Esta idea no le era, por lo demás, ajena al mismo Marx. Veía en ella uno de los posibles porvenires del Capital. En los Estudios filosóficos existe un texto poco conocido que, precisamente, la elabora. Este texto evoca un modo de producción del que, por lo que yo sé, apenas si volverá a hablar y que es difícil integrar en el clásico ensamblaje. De un modo de producción que él denomina «comunismo burdo y vacío de pensamiento».[12] ¿Por qué «comunismo»? Porque ha abolido la propiedad privada y porque ha abolido por ello las diferencias de clases. ¿Por qué «burdo y vacío de pensamiento»? Porque sólo ha abolido aquella generalizándola; porque sólo ha abolido estas extendiendo a todos los hombres la condición de obrero. «La comunidad», dice Marx, «sólo es la del trabajo y del salario pagado por el capital común, por la comunidad en cuanto es capitalismo general»… Existe allí una especie de socialismo ya que la lucha de clases ha desaparecido y el campo social se unifica; sigue existiendo allí, por lo tanto, una especie de capitalismo común y general, sin duda, pero que no deja de ser capitalismo, porque subsiste el Capital. Existe también allí un régimen «proletario», ya que el salario se ha vuelto el destino común; pero además, se ha convertido, no obstante, en un régimen ,burgués», ya que el capital no ha hecho más que dividirse o uniformizarse, lo que de hecho significa lo mismo —lo mismo que su permanencia. ¿Se dirá acaso que el proletario ya no existe porque el vínculo de explotación no se ve claramente en el contrato de trabajo?

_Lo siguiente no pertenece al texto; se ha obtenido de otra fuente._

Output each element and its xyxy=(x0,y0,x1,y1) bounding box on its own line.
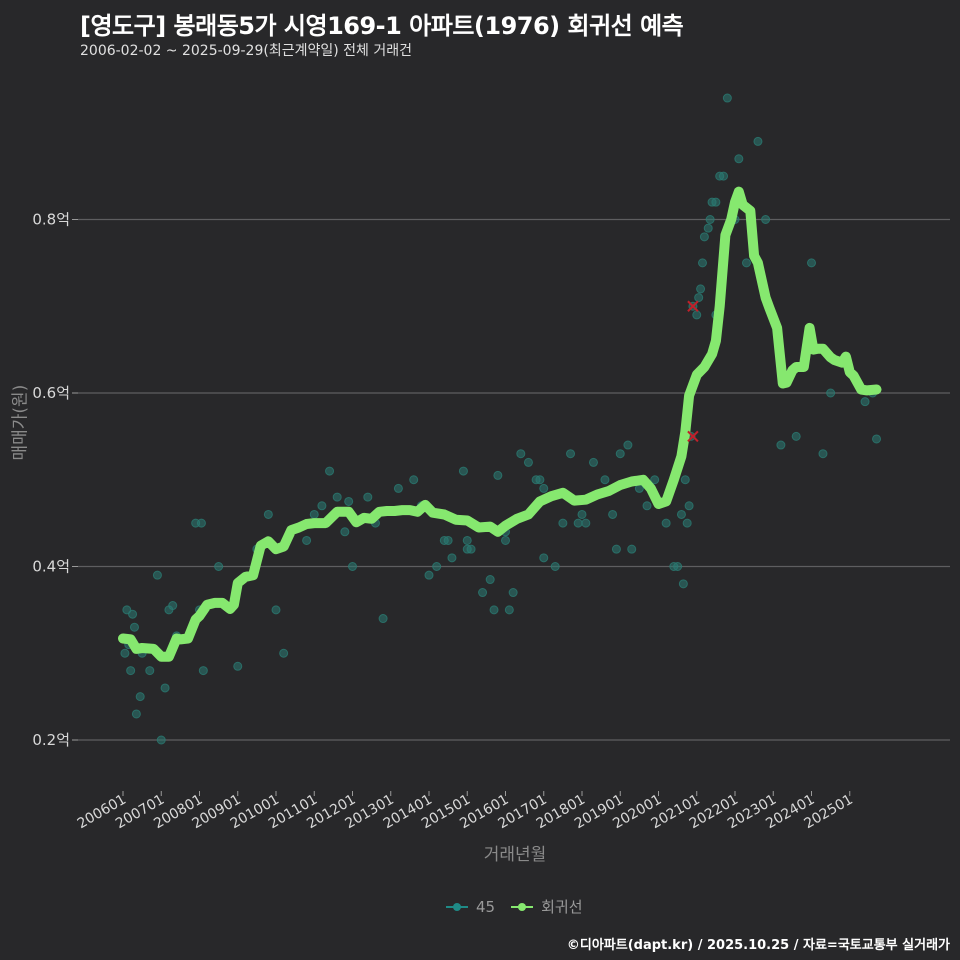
legend-label: 45 xyxy=(476,897,496,916)
scatter-points xyxy=(120,93,882,745)
legend-swatch-icon xyxy=(511,902,534,911)
regression-line xyxy=(118,186,882,662)
legend-swatch-icon xyxy=(446,902,468,911)
outlier-markers xyxy=(687,300,699,443)
gridlines xyxy=(78,218,950,741)
source-credit: ©디아파트(dapt.kr) / 2025.10.25 / 자료=국토교통부 실… xyxy=(566,938,950,953)
legend-item-45[interactable]: 45 xyxy=(446,898,495,916)
svg-text:0.8억: 0.8억 xyxy=(32,211,70,229)
legend: 45 회귀선 xyxy=(446,896,589,917)
chart-title: [영도구] 봉래동5가 시영169-1 아파트(1976) 회귀선 예측 xyxy=(80,12,684,40)
svg-text:0.2억: 0.2억 xyxy=(32,731,70,749)
x-axis-ticks: 2006012007012008012009012010012011012012… xyxy=(75,791,856,832)
svg-text:0.6억: 0.6억 xyxy=(32,384,70,402)
y-axis-ticks: 0.2억 0.4억 0.6억 0.8억 xyxy=(32,211,78,749)
svg-text:0.4억: 0.4억 xyxy=(32,558,70,576)
legend-item-regression[interactable]: 회귀선 xyxy=(511,896,583,917)
x-axis-label: 거래년월 xyxy=(483,845,547,865)
chart-subtitle: 2006-02-02 ~ 2025-09-29(최근계약일) 전체 거래건 xyxy=(80,43,412,59)
y-axis-label: 매매가(원) xyxy=(10,384,31,461)
legend-label: 회귀선 xyxy=(541,898,583,916)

Existe más que nunca, ya que no necesita contrato para consagrar su vida al trabajo. ¿Se dirá acaso que ya no se trata de proletariado porque no tiene frente a él fuerzas antagónicas? Es asunto de definición, pero constituye, en todo caso, la prueba de que se encuentra en trance de convertirse en el nuevo amo de la tierra. El «comunismo burdo y vacío de pensamiento» sigue siendo el viejo economismo cruzado de humanismo socialista. Tal es la profecía marxiana de la doble hegemonía que evocaba yo al comienzo.